Certain states and smaller areas are under federal supervision because of Jim Crow era practices, which were meant to disenfranchise black voters. Section V of the Voting Rights Act requires those regions of the country to get preclearance before making changes related to voting. In 2006, Congress extended preclearance for 25 years.
Multiple legal challenges claim that the supervision is both unconstitutional and no longer necessary.
Shelby County is in Alabama. In 2006, the city of Calera in Shelby County redrew its legislative districts in a way that the National Association for the Advancement of Colored People (NAACP) deemed discriminatory, causing the county’s only African-American councilman, Ernest Montgomery, to lose his seat.
Judge David S. Tatel of the U.S. District Court for the District of Columbia wrote in his ruling, “After thoroughly scrutinizing the record and given that overt racial discrimination persists in covered jurisdictions notwithstanding decades of section 5 preclearance, we, like the district court, are satisfied that Congress’s judgment deserves judicial deference.”
That court found that the redistricting violated section V of the Voting Rights Act, and it required the city to redistrict again. After Calera redrew its districts, Montgomery was re-elected.

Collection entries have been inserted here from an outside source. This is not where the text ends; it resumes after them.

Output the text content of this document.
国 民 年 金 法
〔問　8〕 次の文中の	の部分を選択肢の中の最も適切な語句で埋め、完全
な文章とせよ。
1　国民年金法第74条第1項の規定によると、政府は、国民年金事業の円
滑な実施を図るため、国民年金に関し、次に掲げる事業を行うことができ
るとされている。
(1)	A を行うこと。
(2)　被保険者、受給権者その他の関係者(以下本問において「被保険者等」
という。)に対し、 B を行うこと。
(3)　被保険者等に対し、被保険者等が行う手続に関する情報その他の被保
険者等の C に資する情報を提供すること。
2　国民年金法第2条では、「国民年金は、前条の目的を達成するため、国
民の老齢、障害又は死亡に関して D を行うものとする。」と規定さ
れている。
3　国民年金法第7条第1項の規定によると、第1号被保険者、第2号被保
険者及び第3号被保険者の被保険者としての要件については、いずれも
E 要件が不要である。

Now the court will review Shelby County’s claim that it should not be under federal oversight.
Heather K. Gerken, J. Skelly Wright professor of Law at Yale Law School, called Section 5 “one of the crown jewels of the civil rights movement,” writing in the Supreme Court of the United States blog. She cautioned that she thought its days might be numbered.
Gerken also wrote that when the court upheld Section 5 “in its 2009 decision in Northwest Austin Utility District No. 1 v. Holder (NAMUDNO),” it avoided resolving the constitutional question. She wrote that none of the discussions of that case among the justices bode well for the provision’s future.